Nel 2013 Relapse li “scopre”. Da quelle parti, anche se sono “i grossi” dell’ambiente, non si gioca sempre sul sicuro e i Locrian sono in effetti una bella scommessa. Return To Annihilation ha la copertina più locrian-iana dei Locrian, il contenuto, invece è molto più vario, in continua oscillazione tra i temi ricorrenti del gruppo e nuovi tentativi (“A Visitation From The Wrath Of Heaven”, pulsante, “Eternal Return”, mezza shoegaze). Molto bella come copertina anche quella di Infinite Dissolution (2015), sempre su Relapse: “The Eye” sembra essere il fermo immagine di un’esplosione nucleare e in qualche modo simboleggia le mille sfaccettature dei Locrian. I tre sono ancora più strutturati (e pure “endorsati” dalla Moog!), più concisi e allo stesso tempo con qualche vezzo prog, dunque siamo lontani da Drenched Lands: “Arc Of Extinction”, alla fin fine, è una traccia black metal “alla statunitense”, così come “An Index Of Air”, ma i Locrian ci lasciano sopra con successo la loro impronta atmosferica, rendendole gli episodi più memorabili del disco. La storia su Relapse del gruppo, in ogni caso, è quella di una trasformazione incompiuta, anche perché dopo si fermano a lungo.

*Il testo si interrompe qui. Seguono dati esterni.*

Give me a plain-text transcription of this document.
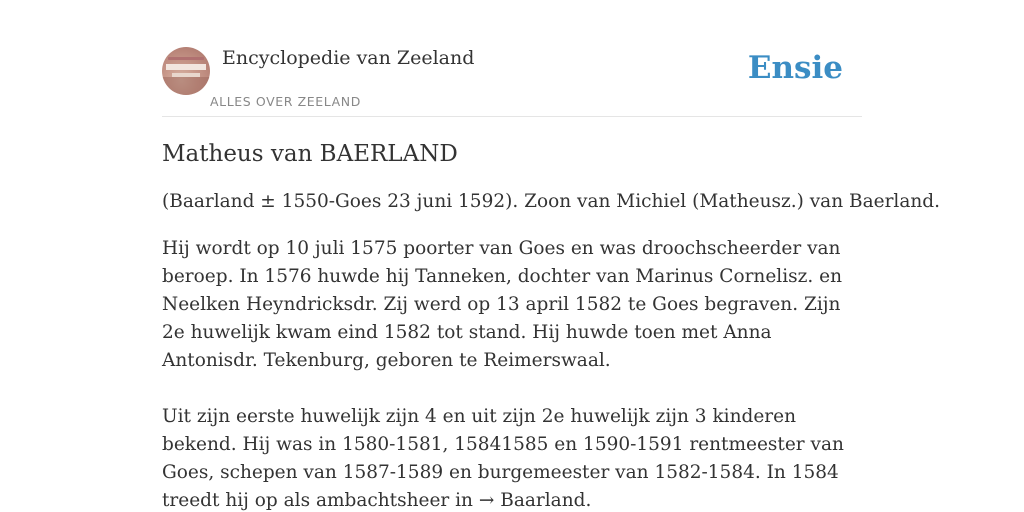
Encyclopedie van Zeeland
ALLES OVER ZEELAND
Ensie
Matheus van BAERLAND

(Baarland ± 1550-Goes 23 juni 1592). Zoon van Michiel (Matheusz.) van Baerland.

Hij wordt op 10 juli 1575 poorter van Goes en was droochscheerder van beroep. In 1576 huwde hij Tanneken, dochter van Marinus Cornelisz. en Neelken Heyndricksdr. Zij werd op 13 april 1582 te Goes begraven. Zijn 2e huwelijk kwam eind 1582 tot stand. Hij huwde toen met Anna Antonisdr. Tekenburg, geboren te Reimerswaal.

Uit zijn eerste huwelijk zijn 4 en uit zijn 2e huwelijk zijn 3 kinderen bekend. Hij was in 1580-1581, 15841585 en 1590-1591 rentmeester van Goes, schepen van 1587-1589 en burgemeester van 1582-1584. In 1584 treedt hij op als ambachtsheer in → Baarland.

A sorpresa, nel 2022, dopo che tutte le sue più nere previsioni si sono verificate e continuano a verificarsi, il terzetto riappare su Profound Lore con New Catastrophism, che sarà pure “new” ma è anche un ritorno a casa. La copertina, anche questa volta, ci parla di arte contemporanea e armageddon: “Trinity Cube” di Trevor Paglen “Trinity Cube”, una scultura composta da materiali trovati a Fukushima e da Trinitite, minerale che esiste perché gli Stati Uniti hanno buttato l’atomica nel Nuovo Messico (perdonate il copia/incolla da Wikipedia, che mi sembra però corrispondere alla descrizione data nel comunicato stampa: il nome dato al residuo vetroso formatosi nel deserto, vicino ad Alamogordo in Nuovo Messico, sul sito dell’esplosione avvenuta il 16 luglio 1945, del primo ordigno nucleare, chiamato in codice “Trinity” e basato sul plutonio). Le prime due tracce di New Catastophism sono paesaggi sonori bui e deserti: in “The Glare Is Everywhere And Nowhere Our Shadow” quello di Hannum pare un grido di aiuto, ma – non so perché – le percussioni incalzanti di Hess nel finale lasciano credere che non sia arrivato nessuno in soccorso. A proposito di Hess: forse è stato lui per “Incomplete Map Of Voids” a chiedere a Foisy un apocrifo di Pan•American, ottenendo un pezzo che è sempre dei Locrian vecchia maniera, ma con qualche colore differente e una conclusione che si libera da ogni similitudine. “Cenotaph To The Final Glacier” contiene una chitarra acustica, ma i fan – come si è capito – non si stupiranno, e rimescola ancora una volta le idee-guida del gruppo. Insomma, qui si è giocato sul sicuro, ma senza fotocopiarsi da soli.

P.S.: esiste anche una sorta di bonus, che è l’ep Ghost Frontiers: due discese nella profondità degli abissi senza Manuel Agnelli e quasi lustmordiane di un quarto d’ora ciascuna.